Kubernetes Resources I am Reviewing
How should I manage deployments with kubernetes
Kubernetes Deployments
Will update as I work through the process.
Creating the integration
I had the same problem of how to integrate the GitLab CI/CD with my Azure AKS Kubernetes cluster. I created this question because I was having some error when I tried to add my Kubernetes cluester info into GitLab.
How to integrate them:
Inside GitLab, go to "Operations" > "Kubernetes" menu.

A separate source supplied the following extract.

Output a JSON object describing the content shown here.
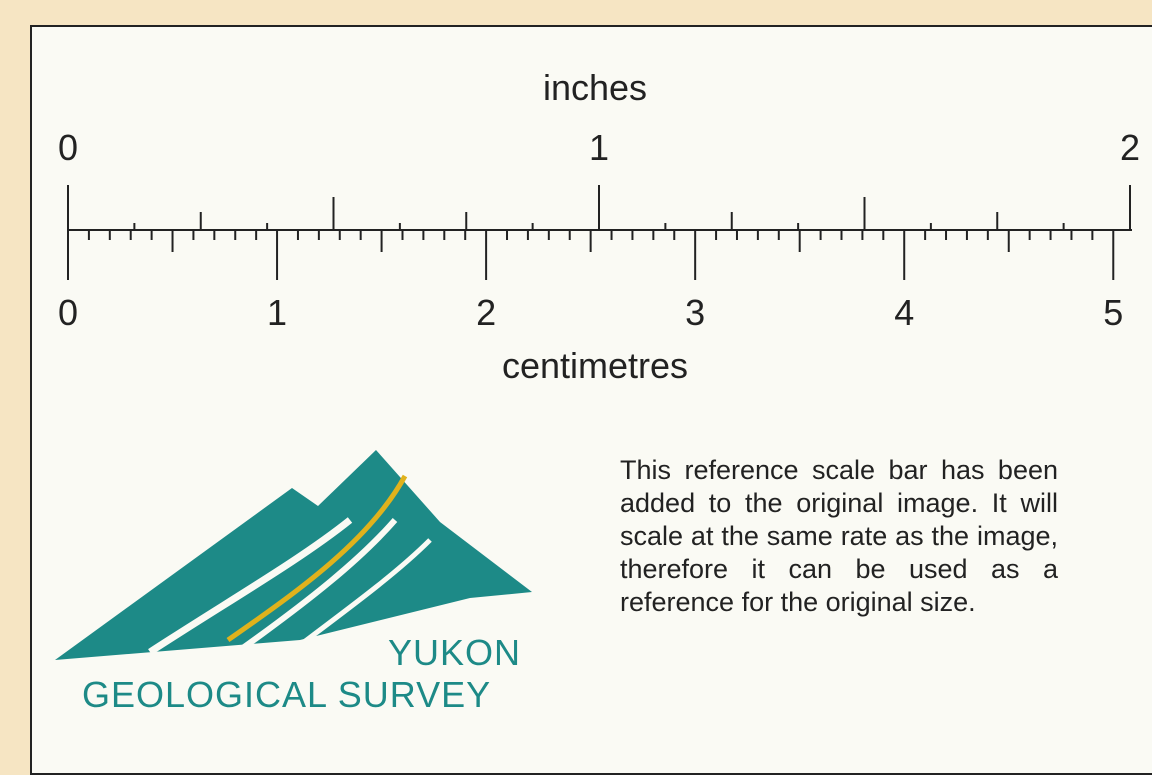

Click on the "Add Kubernetes cluster" button on the top of the page
You will have to fill some form fields, to get the content that you have to put into these fields, connect to your Azure account from the CLI (you need Azure CLI installed on your PC) using az login command, and then execute this other command to get the Kubernetes cluster credentials: az aks get-credentials --resource-group <resource-group-name> --name <kubernetes-cluster-name>
The previous command will create a ~/.kube/config file, open this file, the content of the fields that you have to fill in the GitLab "Add Kubernetes cluster" form are all inside this .kube/config file
These are the fields:
Kubernetes cluster name: It's the name of your cluster on Azure, it's in the .kube/config file too.
API URL: It's the URL in the field server of the .kube/config file.
CA Certificate: It's the field certificate-authority-data of the .kube/config file, but you will have to base64 decode it.
After you decode it, it must be something like this:
-----BEGIN CERTIFICATE-----
...
some base64 strings here
...
-----END CERTIFICATE-----
Token: It's the string of hexadecimal chars in the field token of the .kube/config file (it might also need to be base 64 decoded?). You need to use a token belonging to an account with cluster-admin privileges, so GitLab can use it for authenticating and installing stuff on the cluster. The easiest way to achieve this is by creating a new account for GitLab: create a YAML file with the service account definition (an example can be seen here under Create a gitlab service account in the default namespace) and apply it to your cluster by means of kubectl apply -f serviceaccount.yml.
Project namespace (optional, unique): I leave it empty, don't know yet for what or where this namespace can be used.
Click in "Save" and it's done. Your GitLab project must be connected to your Kubernetes cluster now.
Deploy
In your deploy job (in the pipeline), you'll need some environment variables to access your cluster using the kubectl command, here is a list of all the variables available:
https://docs.gitlab.com/ee/user/project/clusters/index.html#deployment-variables
To have these variables injected in your deploy job, there are some conditions:
You must have added correctly the Kubernetes cluster into your GitLab project, menu "Operations" > "Kubernetes" and these steps that I described above
Your job must be a "deployment job", in GitLab CI, to be considered a deployment job, your job definition (in your .gitlab-ci.yml) must have an environment key (take a look at the line 31 in this example), and the environment name must match the name you used in menu "Operations" > "Environments".
Here are an example of a .gitlab-ci.yml with three stages:
Build: it builds a docker image and push it to gitlab private registry
Test: it doesn't do anything yet, just put an exit 0 to change it later
Deploy: download a stable version of kubectl, copy the .kube/config file to be able to run kubectl commands in the cluster and executes a kubectl cluster-info to make sure it is working. In my project I didn't finish to write my deploy script to really execute a deploy. But this kubectl cluster-info command is executing fine.
Tip: to take a look at all the environment variables and their values (Jenkins has a page with this view, GitLab CI doesn't) you can execute the command env in the script of your deploy stage. It helps a lot to debug a job.
I logged into our GitLab-Ci backend today and saw a 'Kubernetes' button — along with an offer to save $500 at GCP.
GitLab Kubernetes
URL to hit your repo's Kubernetes GitLab page is:
https://gitlab.com/^your-repo^/clusters
As I work through the integration process I will update this answer (but also welcome!).